After nearly two years of negotiations and eventually reaching an agreement, LTF was given a period of 14 months to raise $300,000 in 2007. Failing to reach that goal, The Lorenzo Theater remained a property of Alameda County after it was officially acquired in 2006.

On June 5, 2020, the Alameda County Fire Department responded to reports of a fire at the Lorenzo Theater. The fire crew was able to extinguish the fire within a few hours with a majority of the damage being to the roof.

While the historic black light murals remained intact for the most part, the roof of the theater was completely destroyed and the overall damage was extensive.

The building is currently under rehabilitation for damage related to the fire. After restoring the major fire damages is done, Alameda County will be selling Lorenzo Theater to a private developer.

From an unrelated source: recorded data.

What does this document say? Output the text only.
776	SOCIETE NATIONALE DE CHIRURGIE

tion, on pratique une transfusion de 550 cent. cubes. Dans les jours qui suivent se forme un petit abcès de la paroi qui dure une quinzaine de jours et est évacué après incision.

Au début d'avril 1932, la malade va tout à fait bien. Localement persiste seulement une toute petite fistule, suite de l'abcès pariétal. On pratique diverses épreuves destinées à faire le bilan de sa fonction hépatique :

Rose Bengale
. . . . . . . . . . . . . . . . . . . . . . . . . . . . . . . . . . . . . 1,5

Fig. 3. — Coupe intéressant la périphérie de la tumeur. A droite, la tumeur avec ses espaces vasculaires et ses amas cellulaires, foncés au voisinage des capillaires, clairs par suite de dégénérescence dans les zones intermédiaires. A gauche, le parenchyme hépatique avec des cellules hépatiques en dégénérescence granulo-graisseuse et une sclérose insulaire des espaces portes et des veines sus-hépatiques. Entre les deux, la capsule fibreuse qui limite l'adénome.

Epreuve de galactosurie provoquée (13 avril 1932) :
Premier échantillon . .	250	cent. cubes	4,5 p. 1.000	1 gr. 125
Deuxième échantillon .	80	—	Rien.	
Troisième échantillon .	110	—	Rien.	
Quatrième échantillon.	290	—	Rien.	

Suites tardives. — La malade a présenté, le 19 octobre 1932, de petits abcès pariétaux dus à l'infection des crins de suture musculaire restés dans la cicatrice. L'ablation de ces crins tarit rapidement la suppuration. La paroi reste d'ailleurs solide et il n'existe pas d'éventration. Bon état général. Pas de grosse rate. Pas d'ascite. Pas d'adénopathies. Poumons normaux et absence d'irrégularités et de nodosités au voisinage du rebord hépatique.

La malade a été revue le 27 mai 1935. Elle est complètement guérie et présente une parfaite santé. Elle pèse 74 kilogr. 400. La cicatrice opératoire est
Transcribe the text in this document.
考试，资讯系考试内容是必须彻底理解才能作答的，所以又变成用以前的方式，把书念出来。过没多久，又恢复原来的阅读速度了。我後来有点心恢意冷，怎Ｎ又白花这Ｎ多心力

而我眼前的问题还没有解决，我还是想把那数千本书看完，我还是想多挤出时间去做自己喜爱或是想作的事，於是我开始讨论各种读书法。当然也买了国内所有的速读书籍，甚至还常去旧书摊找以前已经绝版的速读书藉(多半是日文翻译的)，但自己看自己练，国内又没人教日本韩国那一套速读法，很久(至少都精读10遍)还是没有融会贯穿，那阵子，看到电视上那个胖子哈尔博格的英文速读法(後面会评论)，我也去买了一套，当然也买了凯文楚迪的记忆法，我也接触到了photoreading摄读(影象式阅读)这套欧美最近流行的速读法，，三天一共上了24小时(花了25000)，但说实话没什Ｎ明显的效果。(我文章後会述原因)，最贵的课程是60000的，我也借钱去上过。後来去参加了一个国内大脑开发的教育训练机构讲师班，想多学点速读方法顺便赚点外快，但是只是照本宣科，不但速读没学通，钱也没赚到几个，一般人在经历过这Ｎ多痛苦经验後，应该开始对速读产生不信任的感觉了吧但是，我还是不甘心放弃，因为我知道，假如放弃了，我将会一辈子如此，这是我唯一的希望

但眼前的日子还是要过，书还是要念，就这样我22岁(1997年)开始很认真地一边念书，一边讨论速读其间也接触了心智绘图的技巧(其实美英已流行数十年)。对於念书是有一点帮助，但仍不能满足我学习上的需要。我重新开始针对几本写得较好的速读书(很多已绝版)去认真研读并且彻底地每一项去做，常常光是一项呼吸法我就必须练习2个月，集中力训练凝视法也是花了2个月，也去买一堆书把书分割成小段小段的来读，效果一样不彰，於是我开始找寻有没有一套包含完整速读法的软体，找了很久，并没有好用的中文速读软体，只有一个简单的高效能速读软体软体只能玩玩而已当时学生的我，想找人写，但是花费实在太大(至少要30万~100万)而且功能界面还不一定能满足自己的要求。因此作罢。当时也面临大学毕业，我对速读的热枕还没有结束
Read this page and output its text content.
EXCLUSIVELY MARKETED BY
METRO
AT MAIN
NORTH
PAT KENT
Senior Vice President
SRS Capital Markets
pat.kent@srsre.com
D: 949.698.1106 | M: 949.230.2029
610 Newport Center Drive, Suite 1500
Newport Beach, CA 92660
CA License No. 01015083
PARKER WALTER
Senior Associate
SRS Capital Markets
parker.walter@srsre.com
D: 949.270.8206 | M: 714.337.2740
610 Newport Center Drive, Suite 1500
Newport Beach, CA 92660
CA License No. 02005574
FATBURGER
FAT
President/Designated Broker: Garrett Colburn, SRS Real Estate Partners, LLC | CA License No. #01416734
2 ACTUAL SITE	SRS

“After we are done with our work related to the fire, a private developer will then take it and develop it as a live music venue and a restaurant,” said Jaimie Orfanos, a Manager in Alameda County’s Economic and Civic Development Department.

With the Lorenzo Theater currently being under restoration, Orfanos shared that the plan is to be done with restoring major fire damage by the end of 2022. Another level of fire-related work will be completed by the end of 2023 with the intent to turn the building over to the developers in 2024.

The Lorenzo Theater became a California Historic Resource in 2001 along with being one of the winners of the 1986 Art Deco Society Preservation Awards. On September 12, 2002, the Lorenzo Theater became the first Historic Preservation District in Alameda County by being designated as a Historic Preservation (HP) District by the Alameda County Board of Supervisors.

The future of The Lorenzo Theater is precarious but it remains a treasured part of San Lorenzo’s cultural history, a fact that local residents refuse to forget.